La Colonne de Judith Bat-Or. Journal d’une invisible. -7-

Judith Bat-Or

Pas de tapis de course ni de Podcast, ces derniers temps. Pas eu la tête à m’amuser. Toute à la réalité d’une existence qui s’éteint, j’ai oublié de m’inquiéter de ce qui arrivait ailleurs, ici, dans d’autres vies, d’autres cœurs. 

Si je parle depuis quelque temps du sentiment douloureux d’invisibilité provoqué par la perte du regard des autres sur soi, j’ai été confrontée il y a une semaine à la cruauté, la violence, du vrai monde de l’invisible. Celui qui happe ceux qu’on aime, sans nous demander notre avis, alors qu’on n’a pas tout dit. Ni l’essentiel ni le trivial. Parfois par négligence. D’autres fois, il me semble, bêtement, par inconscience. Souvent, par refus instinctif d’affronter la vérité des jours qui nous sont comptés, eh oui ! à nous aussi. Ainsi, le monde des disparus, quand il nous prend nos parents, nous laisse seuls avec nos regrets. Le regret. Éternel. Parce qu’il ne sera plus, désormais, que trop tard. 

Même pas drôle ! Je sais, mais que dire ? On a tous « nos jours sans »…

Maintenant, pour voir ceux qui sont partis là-bas, là-haut, au-delà, il nous faudra fermer les yeux. On s’efforcera en vain de reconstituer leur visage, leur sourire, de mémoire. Une mémoire qui s’étiolera. Le temps œuvre à l’oubli. Invisibles pour toujours, ceux dont on n’avait plus la patience d’écouter la voix, parce que moins impérieuse que lorsque nous étions enfants, et qu’ils étaient vraiment parents. Quand on devait lever la tête pour les regarder dans les yeux. Qu’ils étaient encore si grands. Si forts. Formidables.

On a pris le large peu à peu, pensant avoir plus important, nos amis, nos amours, nos enfants. Et l’argent, le boulot, la réussite. On trouvait difficile de leur consacrer plus que quelques heures le dimanche, entre deux. Et encore. Malheureusement, il n’y a là, je crois, rien que de très normal. Ils l’ont sans doute fait avant nous.

Puis, la vieillesse est venue. Le grand âge, c’est pas très beau. Derrière leur sourire tendre, qui nous suppliait de rester, on ne voyait plus que leurs dents, celles qui manquaient à l’appel, ou jaunies par le temps. On n’aimait pas trop non plus les entendre oublier, perdre de leur acuité. On fuyait ce miroir qui nous renvoyait l’image de celui qu’on serait un jour.

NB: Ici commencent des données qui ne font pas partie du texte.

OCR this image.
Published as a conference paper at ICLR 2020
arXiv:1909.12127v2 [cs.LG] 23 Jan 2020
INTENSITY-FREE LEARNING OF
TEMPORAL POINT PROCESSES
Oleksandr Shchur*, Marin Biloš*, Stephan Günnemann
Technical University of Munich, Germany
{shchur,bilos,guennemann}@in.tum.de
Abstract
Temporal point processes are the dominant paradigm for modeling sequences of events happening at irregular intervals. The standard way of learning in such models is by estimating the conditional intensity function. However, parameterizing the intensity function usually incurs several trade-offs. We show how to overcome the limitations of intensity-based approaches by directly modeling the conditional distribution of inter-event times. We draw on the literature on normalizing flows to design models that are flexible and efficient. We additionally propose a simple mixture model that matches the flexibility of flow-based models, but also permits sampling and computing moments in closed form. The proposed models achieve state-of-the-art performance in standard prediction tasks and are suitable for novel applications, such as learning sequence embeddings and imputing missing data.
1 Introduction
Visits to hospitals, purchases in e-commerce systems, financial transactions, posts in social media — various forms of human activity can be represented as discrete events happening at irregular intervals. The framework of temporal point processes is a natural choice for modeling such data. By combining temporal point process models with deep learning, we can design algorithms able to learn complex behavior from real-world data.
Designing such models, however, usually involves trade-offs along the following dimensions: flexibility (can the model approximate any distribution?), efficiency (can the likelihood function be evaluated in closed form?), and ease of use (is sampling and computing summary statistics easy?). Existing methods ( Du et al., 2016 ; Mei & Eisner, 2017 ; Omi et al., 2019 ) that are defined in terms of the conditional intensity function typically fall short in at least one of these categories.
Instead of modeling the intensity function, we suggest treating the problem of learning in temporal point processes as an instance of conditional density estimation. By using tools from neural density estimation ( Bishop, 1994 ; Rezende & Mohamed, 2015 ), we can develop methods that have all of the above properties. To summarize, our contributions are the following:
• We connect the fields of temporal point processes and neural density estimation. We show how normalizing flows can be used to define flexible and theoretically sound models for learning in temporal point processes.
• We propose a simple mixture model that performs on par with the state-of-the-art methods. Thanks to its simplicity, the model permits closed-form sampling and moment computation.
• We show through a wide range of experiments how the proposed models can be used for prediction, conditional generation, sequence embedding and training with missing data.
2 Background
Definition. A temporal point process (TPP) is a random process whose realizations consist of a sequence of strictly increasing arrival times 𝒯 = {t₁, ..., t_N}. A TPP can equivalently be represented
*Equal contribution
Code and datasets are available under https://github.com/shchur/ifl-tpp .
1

Et qu’on ne vienne pas me raconter la légende de ces bienheureux, autrefois, quand c’était l’bon temps, qui vieillissaient parmi les leurs. Ils étaient là.  Pas le choix. Mais étaient-ils choyés, ou même seulement vus, écoutés ? Qui sait ? Sans doute pas. Et comment nous jeter la pierre ? C’est la vie la grande coupable. Avec sa fin annoncée. Elle nous absorbe. On s’y absorbe pour ne pas ralentir, et risquer de nous rappeler que notre moment viendra à nous aussi de dire adieu.

Ainsi, nous retrouvons-nous, un jour, à regretter. À pleurer près de leur corps décharné, déserté, désincarné. À crier, dans l’espoir de réparer notre oubli, de voler des minutes au temps déjà passé, priant pour que de l’invisible ils puissent entendre enfin tout ce qu’on ne leur a pas dit.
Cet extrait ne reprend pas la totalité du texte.